前言，一篇比较好的介绍UTF-8的文章，这篇文章的目的是推广和支持UTF-8编码

Purpose of this document （本文的目的）

This document contains special characters. Without proper rendering support, you may see question marks, boxes, or other symbols.

Our goal is to promote usage and support of the UTF-8 encoding and to convince that it should be the default choice of encoding for storing text strings in memory or on disk, for communication and all other uses. We believe that our approach improves performance, reduces complexity of software and helps prevent many Unicode-related bugs. We suggest that other encodings of Unicode (or text, in general) belong to rare edge-cases of optimization and should be avoided by mainstream users.

In particular, we believe that the very popular UTF-16 encoding (often mistakenly referred to as ‘widechar’ or simply ‘Unicode’ in the Windows world) has no place in library APIs except for specialized text processing libraries, e.g. ICU.

【作者显然不支持UTF-16,尽管微软做了UTF-16,作者还是认为，即使是windows应用，仍然应该采用UTF-8】

This document also recommends choosing UTF-8 for internal string representation in Windows applications, despite the fact that this standard is less popular there, both due to historical reasons and the lack of native UTF-8 support by the API. We believe that, even on this platform, the following arguments outweigh the lack of native support.

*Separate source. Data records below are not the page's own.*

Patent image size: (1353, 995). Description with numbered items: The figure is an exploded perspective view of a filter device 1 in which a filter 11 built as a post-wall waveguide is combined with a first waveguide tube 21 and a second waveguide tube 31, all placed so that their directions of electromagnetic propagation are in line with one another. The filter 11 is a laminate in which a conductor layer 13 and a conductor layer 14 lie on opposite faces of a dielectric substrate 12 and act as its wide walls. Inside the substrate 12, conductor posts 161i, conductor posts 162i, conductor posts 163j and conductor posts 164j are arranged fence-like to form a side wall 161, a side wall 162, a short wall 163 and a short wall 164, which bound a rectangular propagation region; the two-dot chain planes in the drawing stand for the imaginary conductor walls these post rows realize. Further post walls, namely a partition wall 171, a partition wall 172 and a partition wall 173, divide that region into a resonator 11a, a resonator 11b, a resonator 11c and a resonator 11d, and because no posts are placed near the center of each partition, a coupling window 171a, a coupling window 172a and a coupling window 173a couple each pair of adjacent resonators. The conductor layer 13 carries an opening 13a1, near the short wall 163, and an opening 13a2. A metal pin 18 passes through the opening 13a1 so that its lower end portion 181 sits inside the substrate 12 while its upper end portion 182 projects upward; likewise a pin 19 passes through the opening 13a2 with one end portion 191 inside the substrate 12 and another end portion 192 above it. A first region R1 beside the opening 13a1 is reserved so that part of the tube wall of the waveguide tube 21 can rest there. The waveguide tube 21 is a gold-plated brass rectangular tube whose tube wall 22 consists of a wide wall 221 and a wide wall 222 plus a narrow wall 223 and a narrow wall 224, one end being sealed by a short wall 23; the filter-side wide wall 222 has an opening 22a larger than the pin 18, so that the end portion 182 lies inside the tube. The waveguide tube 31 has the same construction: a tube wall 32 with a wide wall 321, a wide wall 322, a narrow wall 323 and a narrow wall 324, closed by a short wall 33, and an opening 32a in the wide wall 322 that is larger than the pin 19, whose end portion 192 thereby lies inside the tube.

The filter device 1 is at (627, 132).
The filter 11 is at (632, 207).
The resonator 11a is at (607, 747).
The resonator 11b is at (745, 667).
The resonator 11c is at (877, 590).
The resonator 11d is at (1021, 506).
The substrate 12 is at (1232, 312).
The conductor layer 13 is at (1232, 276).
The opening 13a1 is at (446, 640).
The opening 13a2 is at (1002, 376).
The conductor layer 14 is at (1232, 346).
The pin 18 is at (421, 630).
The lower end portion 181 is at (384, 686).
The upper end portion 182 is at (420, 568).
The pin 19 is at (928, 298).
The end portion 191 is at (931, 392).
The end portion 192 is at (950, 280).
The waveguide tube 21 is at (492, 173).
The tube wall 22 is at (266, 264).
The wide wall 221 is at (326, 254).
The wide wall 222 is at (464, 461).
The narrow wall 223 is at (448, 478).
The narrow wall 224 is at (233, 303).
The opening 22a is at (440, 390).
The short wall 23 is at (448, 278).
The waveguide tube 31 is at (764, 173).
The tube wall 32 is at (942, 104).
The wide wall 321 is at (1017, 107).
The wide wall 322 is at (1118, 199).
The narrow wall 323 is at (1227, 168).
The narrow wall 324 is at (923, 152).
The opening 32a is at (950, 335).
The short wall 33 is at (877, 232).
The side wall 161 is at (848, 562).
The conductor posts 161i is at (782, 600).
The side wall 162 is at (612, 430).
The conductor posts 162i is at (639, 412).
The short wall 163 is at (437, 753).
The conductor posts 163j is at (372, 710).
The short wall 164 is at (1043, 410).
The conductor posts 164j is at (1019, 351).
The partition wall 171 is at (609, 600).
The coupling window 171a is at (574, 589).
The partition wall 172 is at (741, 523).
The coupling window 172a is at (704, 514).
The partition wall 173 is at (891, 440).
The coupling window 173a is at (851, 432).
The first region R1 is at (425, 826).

Also, we recommend forgetting forever what ‘ANSI codepages’ are and what they were used for. It is in the user’s bill of rights to mix any number of languages in any text string.

Across the industry, many localization-related 【这里指和国家语言代码相关的一些软件】bugs have been blamed on programmers’ lack of knowledge in Unicode. We, however, believe that for an application that is not supposed to specialize in text, the infrastructure can and should make it possible for the program to be unaware of encoding issues.【举例】 For instance, a file copy utility should not be written differently to support non-English file names. In this manifesto, we will also explain what a programmer should be doing if they do not want to dive into all complexities of Unicode and do not really care about what’s inside the string.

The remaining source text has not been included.